Stalking the Wild Rhubarb
My love of strawberry rhubarb pie began when I discovered that the house I had just bought held a surprise: one renegade rhubarb plant.
Blueberry Rhubarb Pie: good enough to sing about!
When I bought my first house in Somerville, Massachusetts, as a young career woman, I was delighted to have a small space for a garden.
When spring came I got out and dug up the poor earth, enriched it with peat, manure, and fertilizer, planted seeds and seedlings, and eagerly awaited the results.
Near my carefully-tended small plot I saw a variety of weeds and wondered what to do with them. Fortunately, a friend of mine pointed out that those "weeds" were actually raspberry plants!
The previous owner of the house had written into our purchase-and-sale agreement that she would dig up and take away the raspberry bushes, a rather unusual stipulation. But raspberries being what they are, they didn’t all leave, to my delight.
Imagine my surprise when I discovered that hidden among the raspberries was one rhubarb plant! I don’t know where it came from or why there was only one, but I tended it carefully and each year got enough rhubarb for one strawberry rhubarb pie.
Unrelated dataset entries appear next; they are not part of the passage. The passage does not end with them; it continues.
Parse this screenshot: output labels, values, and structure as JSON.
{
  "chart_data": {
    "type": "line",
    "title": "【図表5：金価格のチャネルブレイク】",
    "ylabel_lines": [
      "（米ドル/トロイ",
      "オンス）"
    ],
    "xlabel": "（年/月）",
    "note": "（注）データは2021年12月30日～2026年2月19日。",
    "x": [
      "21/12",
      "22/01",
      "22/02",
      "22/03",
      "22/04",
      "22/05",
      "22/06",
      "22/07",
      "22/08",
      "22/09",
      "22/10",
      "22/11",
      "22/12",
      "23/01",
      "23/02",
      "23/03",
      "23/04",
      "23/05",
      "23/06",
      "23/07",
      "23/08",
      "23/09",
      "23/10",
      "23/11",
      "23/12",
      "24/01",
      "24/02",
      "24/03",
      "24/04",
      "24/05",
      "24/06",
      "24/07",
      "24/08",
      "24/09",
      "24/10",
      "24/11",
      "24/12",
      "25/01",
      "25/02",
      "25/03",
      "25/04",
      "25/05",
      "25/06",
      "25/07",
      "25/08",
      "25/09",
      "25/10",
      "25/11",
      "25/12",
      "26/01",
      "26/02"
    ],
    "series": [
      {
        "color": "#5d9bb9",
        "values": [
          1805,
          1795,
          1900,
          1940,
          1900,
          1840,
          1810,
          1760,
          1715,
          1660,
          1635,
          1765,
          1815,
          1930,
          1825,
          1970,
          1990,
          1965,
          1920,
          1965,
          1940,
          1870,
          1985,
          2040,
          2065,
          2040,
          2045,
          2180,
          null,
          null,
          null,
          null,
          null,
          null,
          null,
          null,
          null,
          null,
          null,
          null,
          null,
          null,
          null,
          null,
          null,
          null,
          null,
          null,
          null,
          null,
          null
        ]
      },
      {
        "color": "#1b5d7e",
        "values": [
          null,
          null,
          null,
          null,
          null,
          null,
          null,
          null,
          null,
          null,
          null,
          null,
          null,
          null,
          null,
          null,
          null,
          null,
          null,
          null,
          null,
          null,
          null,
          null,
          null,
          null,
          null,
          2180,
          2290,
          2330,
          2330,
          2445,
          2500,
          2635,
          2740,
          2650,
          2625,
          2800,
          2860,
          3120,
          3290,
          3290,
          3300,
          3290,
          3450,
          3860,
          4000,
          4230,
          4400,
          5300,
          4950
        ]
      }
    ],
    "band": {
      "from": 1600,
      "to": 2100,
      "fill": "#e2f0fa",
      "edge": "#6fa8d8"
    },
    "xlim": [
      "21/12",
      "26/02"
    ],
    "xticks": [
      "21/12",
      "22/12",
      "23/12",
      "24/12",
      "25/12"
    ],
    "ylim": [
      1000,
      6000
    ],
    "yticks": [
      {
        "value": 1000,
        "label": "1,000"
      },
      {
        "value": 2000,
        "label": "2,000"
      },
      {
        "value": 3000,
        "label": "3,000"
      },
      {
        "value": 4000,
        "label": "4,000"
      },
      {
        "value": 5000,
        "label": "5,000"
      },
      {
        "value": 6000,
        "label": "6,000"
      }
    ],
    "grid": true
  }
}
(One year I also made an old fashioned rhubarb custard pie, a recipe from my Aunt Alice’s friend Betty Palmer. It’s sort of funny looking, but very rich and tasty.)
I love rhubarb season!
Now I’m fortunate enough to live near a great local farm that grows amazing strawberries, and I look forward to June, knowing that I can make the best strawberry rhubarb pie with fresh local fruit from just down the road.